Aside from ensuring consent, intimacy coordinators play a huge role in the disruption of power dynamics on set and can conduct a risk assessment for certain scenes. They try their best to ensure actors never feel the pressure that they could be replaced by not consenting to perform intimate actions on set.

“Intimacy coordinators speak one-on-one with the actors involved in the scene to interrupt the producer/director/actor power dynamic,” explains Carattini.

“It’s to provide a safe space with a person who doesn’t have the power to hire or fire that actor and who is there to advocate for the actor and to help come up with ideas and alternatives that are going to be within the actor’s boundaries but also serve the vision that the director has.”

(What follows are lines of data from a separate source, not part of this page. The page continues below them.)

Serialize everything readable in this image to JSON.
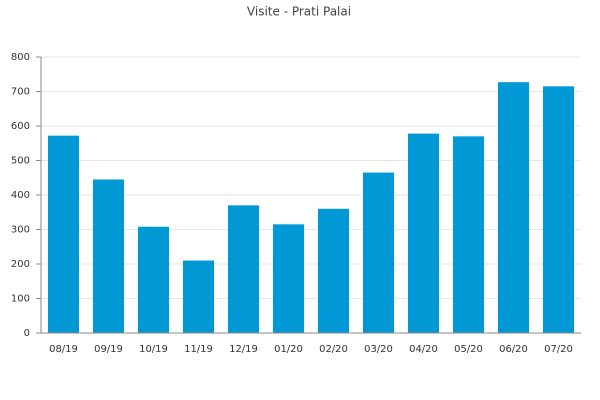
{
  "chart_data": {
    "type": "bar",
    "title": "Visite - Prati Palai",
    "categories": [
      "08/19",
      "09/19",
      "10/19",
      "11/19",
      "12/19",
      "01/20",
      "02/20",
      "03/20",
      "04/20",
      "05/20",
      "06/20",
      "07/20"
    ],
    "values": [
      572,
      445,
      308,
      210,
      370,
      315,
      360,
      465,
      578,
      570,
      727,
      715
    ],
    "color": "#0099d6",
    "ylim": [
      0,
      800
    ],
    "yticks": [
      0,
      100,
      200,
      300,
      400,
      500,
      600,
      700,
      800
    ],
    "grid": true
  }
}
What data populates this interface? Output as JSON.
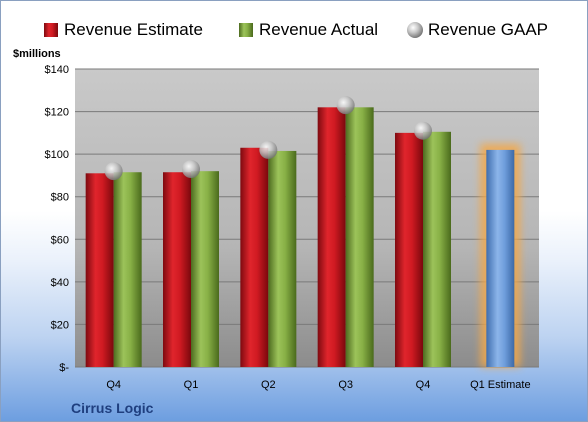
{
  "chart_data": {
    "type": "bar",
    "ylabel": "$millions",
    "ylim": [
      0,
      140
    ],
    "yticks": [
      0,
      20,
      40,
      60,
      80,
      100,
      120,
      140
    ],
    "ytick_labels": [
      "$-",
      "$20",
      "$40",
      "$60",
      "$80",
      "$100",
      "$120",
      "$140"
    ],
    "categories": [
      "Q4",
      "Q1",
      "Q2",
      "Q3",
      "Q4",
      "Q1 Estimate"
    ],
    "series": [
      {
        "name": "Revenue Estimate",
        "kind": "bar",
        "color": "#c0141c",
        "values": [
          91,
          91.5,
          103,
          122,
          110,
          null
        ]
      },
      {
        "name": "Revenue Actual",
        "kind": "bar",
        "color": "#7da33c",
        "values": [
          91.5,
          92,
          101.5,
          122,
          110.5,
          null
        ]
      },
      {
        "name": "Revenue GAAP",
        "kind": "marker",
        "color": "#b8b8b8",
        "values": [
          92,
          93,
          102,
          123,
          111,
          null
        ]
      }
    ],
    "forecast": {
      "category": "Q1 Estimate",
      "value": 102,
      "color": "#6a9bd8",
      "glow_color": "#f3a84a"
    },
    "grid": true,
    "legend_position": "top",
    "company": "Cirrus Logic"
  }
}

The #MeToo movement was a monumental milestone that helped create demand for intimacy coordinators and guidelines around filming sex scenes safely. Carattini pointed to the findings of the 2015-2017 forums run by Women In Theatre and Screen (WITS Australia), where she sat as one of the committee members. She said the #MeToo movement brought a lot of attention to this issue in the Australian industry, but even before then, they had heard incredible testimonies of some of the issues people identifying as women would face on sets.

One woman who attended the forum said, “I was bitten and bruised by a male actor in a fight scene in which my character was raped. I had ribs broken. And when I spoke up, I wasn’t heard. I know of other women who felt threatened to play vulnerable roles, but they’re afraid to speak up.”

This behaviour, and thousands of other testimonies that were heard, highlights how big the problem is. But there is a shift, with more intimacy coordinators popping up in Australian projects. In addition to the inclusion of intimacy coordination, Australia now has a brand new set of guidelines released by the MEAA. Intimacy coordinators are slowly becoming more present on sets, but for the safety of everyone, there is a push to make them mandatory. 

There’s a big difference in the impact they can make on sets. The actress who spoke to Variety Australia under anonymity had this to say about her experiences with an intimacy coordinator: “All my concerns had been taken care of, and I could focus on my work and not feel judged or embarrassed when that scene comes out.”

She added: “I think intimacy coordinators should be made mandatory because it allows the actor and director to focus on the million other things they need to focus on. The coordinator is there to facilitate the actor to do their job.”